Journal de lecture : L’été où tout a fondu

Anneso m’avait conseillé ce roman de Tiffany McDaniel pour mon challenge lecture de 2023. Les 473 pages débordaient un peu du format court posé comme prérequis, mais il était au catalogue de la médiathèque. Souvent emprunté. Un jour, je me suis résolue à le réserver ; j’étais la première sur file d’attente… et le suis restée des mois durant. L’ouvrage a finalement été grisé, le visuel de la couverture retiré ; j’ai fait une croix dessus, le lecteur précédent devait l’avoir perdu ou gardé en otage. Une semaine avant la fin de mon tutorat en région parisienne, surprise : un revenant m’attendait à la médiathèque ! Plus vraiment certaine de le lire, je l’ai néanmoins emprunté pour lui donner une chance — ou me donner une chance : je pense à présent que le lecteur précédent a fait semblant de l’avoir égaré pour le garder à ses côtés.

L’été où tout a fondu est une drôle de lecture. Pas drôle du tout, fucking dure même, de toutes les duretés que l’existence peut comporter — racisme, homophobie, maladie, coups, mort, suicide… — et qu’on éviterait listées ainsi, mais qui prises dans la trame d’un été caniculaire adolescent deviennent lumineuses.

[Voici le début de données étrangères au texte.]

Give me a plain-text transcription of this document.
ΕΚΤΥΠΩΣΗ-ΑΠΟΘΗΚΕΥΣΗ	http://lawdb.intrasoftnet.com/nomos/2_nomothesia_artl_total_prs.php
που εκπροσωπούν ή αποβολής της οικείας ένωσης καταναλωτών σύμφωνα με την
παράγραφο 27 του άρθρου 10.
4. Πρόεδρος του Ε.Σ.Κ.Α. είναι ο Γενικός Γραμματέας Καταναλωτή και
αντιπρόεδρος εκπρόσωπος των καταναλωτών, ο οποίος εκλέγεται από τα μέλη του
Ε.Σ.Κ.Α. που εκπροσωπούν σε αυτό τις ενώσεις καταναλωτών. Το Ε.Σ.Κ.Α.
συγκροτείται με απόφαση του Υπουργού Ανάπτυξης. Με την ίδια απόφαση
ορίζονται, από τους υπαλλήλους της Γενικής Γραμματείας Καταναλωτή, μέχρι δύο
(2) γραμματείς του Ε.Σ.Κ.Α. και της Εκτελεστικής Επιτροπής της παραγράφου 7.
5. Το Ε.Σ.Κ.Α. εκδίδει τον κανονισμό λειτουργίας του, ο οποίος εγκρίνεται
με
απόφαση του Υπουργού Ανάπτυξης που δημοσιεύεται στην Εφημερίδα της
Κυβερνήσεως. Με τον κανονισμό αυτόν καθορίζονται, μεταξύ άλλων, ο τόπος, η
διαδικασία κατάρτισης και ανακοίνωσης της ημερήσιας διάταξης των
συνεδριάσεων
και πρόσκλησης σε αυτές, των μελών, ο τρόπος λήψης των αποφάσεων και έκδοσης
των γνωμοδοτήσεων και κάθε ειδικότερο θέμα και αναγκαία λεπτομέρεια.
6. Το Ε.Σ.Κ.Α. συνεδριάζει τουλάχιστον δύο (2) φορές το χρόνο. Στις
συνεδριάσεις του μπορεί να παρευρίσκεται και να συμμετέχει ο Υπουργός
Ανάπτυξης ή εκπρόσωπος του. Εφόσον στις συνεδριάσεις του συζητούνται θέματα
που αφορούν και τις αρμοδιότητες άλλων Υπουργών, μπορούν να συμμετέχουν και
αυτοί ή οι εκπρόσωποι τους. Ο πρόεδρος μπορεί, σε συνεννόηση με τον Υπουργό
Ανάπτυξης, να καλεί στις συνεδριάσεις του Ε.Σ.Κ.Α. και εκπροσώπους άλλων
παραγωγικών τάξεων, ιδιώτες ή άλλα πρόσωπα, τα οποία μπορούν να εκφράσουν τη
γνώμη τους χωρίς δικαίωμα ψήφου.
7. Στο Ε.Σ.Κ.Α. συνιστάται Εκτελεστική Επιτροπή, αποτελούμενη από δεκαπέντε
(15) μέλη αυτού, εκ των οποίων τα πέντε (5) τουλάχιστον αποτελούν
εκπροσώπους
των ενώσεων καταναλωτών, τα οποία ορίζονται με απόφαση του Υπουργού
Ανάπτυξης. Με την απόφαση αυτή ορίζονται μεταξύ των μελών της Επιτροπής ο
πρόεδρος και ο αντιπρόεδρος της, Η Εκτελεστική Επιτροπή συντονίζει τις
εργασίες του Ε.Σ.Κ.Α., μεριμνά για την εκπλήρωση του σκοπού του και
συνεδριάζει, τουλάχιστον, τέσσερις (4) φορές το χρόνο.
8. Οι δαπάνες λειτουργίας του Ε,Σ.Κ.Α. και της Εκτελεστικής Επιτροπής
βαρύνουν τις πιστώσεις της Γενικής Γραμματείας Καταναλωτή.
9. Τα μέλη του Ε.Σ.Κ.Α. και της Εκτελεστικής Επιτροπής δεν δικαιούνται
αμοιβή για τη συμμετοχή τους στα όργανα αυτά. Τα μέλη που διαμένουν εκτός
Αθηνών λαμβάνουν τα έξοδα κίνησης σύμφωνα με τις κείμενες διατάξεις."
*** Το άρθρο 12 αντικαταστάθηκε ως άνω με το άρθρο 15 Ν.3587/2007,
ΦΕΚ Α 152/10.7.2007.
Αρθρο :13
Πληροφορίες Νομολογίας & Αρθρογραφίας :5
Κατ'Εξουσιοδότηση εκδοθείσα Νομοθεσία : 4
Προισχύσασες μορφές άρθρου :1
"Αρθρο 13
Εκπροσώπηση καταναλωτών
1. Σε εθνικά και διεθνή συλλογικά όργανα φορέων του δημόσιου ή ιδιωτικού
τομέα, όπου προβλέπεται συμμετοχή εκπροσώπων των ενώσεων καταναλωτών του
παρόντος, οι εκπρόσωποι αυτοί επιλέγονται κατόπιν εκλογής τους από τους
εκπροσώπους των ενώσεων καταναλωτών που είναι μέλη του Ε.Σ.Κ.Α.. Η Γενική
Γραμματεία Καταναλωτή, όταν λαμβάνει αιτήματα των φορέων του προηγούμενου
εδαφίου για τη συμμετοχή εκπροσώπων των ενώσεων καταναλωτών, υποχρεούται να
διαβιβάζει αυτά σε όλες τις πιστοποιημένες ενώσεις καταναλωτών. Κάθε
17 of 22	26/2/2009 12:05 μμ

Tout commence avec un père procureur qui voudrait voir par lui-même et invite le diable dans sa ville. Il se présente, mais c’est un diable sans cornes, juste un môme de 13 ans en salopette crasseuse, un pauvre diable vraiment. Le mal, il le connait parce qu’il l’a enduré ; s’il le suscite c’est uniquement parce qu’il l’incarne aux yeux des autres : un garçon noir dans l’Amérique encore raciste des années 1980, vous pensez ! L’arrivée de cet ange déchu et déçu fonctionne comme un catalyseur de tout ce que les gens ordinaires peuvent avoir de moins reluisant, et met en branle une série d’incidents > accidents > événements dans la petite ville — le tout narré avec adresse par la romancière qui sait enchevêtrer les origines et les concomitances sans tirer aucune causalité par les cheveux.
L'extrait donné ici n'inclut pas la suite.